In his studies comparing CRAFT with models such as Al-Anon's 12-steps, the majority of loved ones displayed an improved outlook after entering therapy, but only the CRAFT group members were substantially more successful in convincing their substance abusing partners to get treatment, says Meyers.

Also, notes Meyers, "the patients who entered treatment had significantly higher abstinence rates at three and six months than those who did not enter treatment."

Closing the research and practice gap

Despite data from O'Farrell, Meyers and the National Institute on Alcohol Abuse and Alcoholism, BCT and CRAFT are not yet used widely by substance abuse practitioners and hospitals, which often rely only on individual treatment.

"Clearly more needs to be done to close the gap between research and practice," says O'Farrell. "Much of this research is recent and will take a while to catch on."
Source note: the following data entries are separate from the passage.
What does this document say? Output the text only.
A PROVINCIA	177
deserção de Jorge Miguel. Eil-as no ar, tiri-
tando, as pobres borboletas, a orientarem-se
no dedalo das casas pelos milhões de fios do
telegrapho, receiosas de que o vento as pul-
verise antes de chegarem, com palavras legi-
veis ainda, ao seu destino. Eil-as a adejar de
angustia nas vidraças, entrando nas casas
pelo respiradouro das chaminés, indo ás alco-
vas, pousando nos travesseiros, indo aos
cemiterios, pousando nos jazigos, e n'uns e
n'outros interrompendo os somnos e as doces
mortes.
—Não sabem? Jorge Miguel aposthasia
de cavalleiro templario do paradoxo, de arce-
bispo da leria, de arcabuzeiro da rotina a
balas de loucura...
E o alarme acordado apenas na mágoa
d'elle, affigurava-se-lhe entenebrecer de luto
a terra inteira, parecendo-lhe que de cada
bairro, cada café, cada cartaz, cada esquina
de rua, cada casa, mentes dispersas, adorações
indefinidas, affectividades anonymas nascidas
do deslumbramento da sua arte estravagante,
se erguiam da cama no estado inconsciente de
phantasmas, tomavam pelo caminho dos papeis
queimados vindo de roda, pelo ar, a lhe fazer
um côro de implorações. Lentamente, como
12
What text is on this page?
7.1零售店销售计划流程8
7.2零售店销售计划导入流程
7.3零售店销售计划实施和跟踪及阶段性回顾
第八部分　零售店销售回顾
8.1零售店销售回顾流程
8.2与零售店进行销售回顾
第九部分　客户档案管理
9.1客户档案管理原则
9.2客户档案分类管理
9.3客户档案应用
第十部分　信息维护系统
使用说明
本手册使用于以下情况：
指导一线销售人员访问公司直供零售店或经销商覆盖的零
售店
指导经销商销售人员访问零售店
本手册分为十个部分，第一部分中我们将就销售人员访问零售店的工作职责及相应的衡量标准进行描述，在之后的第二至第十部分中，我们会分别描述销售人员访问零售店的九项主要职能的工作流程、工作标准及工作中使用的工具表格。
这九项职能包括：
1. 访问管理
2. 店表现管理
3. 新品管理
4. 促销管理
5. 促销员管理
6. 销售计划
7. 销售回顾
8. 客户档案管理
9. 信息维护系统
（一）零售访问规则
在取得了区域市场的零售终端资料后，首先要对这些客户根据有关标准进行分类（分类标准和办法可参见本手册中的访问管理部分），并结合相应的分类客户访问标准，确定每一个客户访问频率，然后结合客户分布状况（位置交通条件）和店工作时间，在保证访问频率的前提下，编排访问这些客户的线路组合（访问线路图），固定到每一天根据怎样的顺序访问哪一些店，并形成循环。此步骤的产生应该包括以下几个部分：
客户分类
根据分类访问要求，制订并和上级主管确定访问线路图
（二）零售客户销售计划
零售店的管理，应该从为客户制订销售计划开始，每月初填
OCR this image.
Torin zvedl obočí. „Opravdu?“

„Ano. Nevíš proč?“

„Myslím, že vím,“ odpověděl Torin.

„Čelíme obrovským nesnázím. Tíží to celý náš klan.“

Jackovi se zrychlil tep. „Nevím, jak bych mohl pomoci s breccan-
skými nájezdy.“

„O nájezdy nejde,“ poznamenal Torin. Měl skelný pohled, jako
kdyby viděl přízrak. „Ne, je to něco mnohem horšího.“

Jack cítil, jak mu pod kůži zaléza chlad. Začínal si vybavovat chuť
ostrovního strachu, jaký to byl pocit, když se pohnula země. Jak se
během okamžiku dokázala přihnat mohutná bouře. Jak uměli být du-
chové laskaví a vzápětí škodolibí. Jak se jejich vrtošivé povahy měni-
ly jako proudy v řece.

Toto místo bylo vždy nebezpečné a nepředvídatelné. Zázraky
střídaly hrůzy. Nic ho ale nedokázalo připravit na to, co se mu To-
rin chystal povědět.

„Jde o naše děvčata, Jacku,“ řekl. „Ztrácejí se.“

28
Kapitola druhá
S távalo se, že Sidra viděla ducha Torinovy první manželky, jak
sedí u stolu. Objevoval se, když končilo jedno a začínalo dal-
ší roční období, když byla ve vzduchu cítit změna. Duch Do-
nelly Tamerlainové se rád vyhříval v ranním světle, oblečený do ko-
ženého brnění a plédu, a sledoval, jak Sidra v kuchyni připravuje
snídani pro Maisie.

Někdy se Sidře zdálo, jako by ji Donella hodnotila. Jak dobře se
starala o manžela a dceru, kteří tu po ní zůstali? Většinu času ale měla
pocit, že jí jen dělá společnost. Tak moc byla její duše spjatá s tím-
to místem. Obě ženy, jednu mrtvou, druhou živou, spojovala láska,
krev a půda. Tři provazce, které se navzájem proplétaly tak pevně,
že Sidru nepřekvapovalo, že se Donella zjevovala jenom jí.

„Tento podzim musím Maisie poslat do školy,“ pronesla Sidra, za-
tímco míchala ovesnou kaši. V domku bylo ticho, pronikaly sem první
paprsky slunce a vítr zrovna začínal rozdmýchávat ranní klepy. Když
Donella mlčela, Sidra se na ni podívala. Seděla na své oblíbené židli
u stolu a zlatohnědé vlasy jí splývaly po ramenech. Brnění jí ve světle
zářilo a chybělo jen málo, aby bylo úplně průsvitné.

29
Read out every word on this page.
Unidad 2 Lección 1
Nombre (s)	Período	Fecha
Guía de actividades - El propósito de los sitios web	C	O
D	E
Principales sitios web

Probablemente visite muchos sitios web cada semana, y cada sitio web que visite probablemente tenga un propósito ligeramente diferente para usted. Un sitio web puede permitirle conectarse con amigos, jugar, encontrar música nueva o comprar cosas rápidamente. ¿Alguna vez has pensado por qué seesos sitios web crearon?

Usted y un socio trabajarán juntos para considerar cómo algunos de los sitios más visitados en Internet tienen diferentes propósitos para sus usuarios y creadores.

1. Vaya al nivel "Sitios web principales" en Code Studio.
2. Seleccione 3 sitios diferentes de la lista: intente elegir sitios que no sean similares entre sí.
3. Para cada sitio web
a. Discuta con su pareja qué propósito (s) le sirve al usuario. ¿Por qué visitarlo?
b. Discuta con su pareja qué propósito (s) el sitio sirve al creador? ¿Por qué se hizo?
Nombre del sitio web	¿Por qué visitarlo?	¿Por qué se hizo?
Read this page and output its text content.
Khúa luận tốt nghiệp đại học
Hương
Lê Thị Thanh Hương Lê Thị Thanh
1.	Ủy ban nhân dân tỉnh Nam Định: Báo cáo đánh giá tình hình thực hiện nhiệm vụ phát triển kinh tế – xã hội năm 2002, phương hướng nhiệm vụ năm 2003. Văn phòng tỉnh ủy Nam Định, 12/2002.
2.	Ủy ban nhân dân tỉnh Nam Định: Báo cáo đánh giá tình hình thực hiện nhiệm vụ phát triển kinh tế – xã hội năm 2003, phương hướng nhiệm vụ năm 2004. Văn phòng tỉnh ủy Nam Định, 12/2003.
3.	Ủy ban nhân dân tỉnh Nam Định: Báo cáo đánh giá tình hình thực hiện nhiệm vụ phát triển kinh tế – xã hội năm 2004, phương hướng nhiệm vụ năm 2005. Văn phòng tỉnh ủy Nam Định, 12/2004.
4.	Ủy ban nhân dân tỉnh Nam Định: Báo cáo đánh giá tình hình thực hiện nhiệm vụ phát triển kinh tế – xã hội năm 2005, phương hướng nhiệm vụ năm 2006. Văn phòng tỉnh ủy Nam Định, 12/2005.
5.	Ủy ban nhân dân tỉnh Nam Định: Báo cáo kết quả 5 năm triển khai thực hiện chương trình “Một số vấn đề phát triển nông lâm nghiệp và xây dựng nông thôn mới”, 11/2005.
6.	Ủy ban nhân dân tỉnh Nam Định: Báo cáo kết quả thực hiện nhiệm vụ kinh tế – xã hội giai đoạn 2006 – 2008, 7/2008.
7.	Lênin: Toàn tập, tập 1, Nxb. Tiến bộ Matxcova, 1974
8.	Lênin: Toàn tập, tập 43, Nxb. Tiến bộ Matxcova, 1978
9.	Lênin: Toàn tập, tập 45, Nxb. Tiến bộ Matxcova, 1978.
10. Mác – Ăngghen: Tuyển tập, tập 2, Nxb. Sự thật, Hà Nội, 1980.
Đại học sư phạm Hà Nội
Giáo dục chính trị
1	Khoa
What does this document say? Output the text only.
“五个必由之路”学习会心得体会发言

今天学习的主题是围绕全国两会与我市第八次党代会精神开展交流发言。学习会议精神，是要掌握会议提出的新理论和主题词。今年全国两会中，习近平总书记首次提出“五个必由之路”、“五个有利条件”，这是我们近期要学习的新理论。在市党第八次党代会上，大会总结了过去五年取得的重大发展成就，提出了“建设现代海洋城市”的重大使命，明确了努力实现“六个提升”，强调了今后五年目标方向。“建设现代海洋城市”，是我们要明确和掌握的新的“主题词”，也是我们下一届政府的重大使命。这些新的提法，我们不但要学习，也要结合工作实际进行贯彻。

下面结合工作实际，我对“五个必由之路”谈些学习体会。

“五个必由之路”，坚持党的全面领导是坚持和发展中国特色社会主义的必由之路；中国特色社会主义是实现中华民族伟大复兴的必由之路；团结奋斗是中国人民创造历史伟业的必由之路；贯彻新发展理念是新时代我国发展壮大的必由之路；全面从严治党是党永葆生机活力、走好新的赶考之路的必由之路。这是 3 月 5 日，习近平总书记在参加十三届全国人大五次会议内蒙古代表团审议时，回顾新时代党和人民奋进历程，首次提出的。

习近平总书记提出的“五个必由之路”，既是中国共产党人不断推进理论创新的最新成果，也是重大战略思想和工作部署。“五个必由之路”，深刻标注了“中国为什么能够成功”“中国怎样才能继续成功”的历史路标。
Now that a considerable number of studies are completed, O'Farrell says the next step is influencing the practice community with workshops and books. "There is not much out there now to show psychologists how to administer BCT," he notes.

He also plans to work with practitioners to find ways to make the BCT model fit into individually focused treatment programs. A compelling selling point for both practitioners and health insurers alike is the lower cost of BCT treatment when compared with individual therapy. In their studies, Fals-Stewart and O'Farrell found that social costs in the year before treatment--including health care, criminal justice fees and income from illegal sources and public assistance--averaged $11,000 per patient in both BCT and individual treatment groups. Yet a year after treatment, the BCT group had saved about $6,600 per case, as opposed to $1,900 per individual therapy patient.

BCT produces "a five times greater reduction in social cost than the cost of delivering the treatment because of its clinical effectiveness," he says. "Patients don't end up in front of a judge or in a hospital for treatment, because with BCT they simply abuse substances less."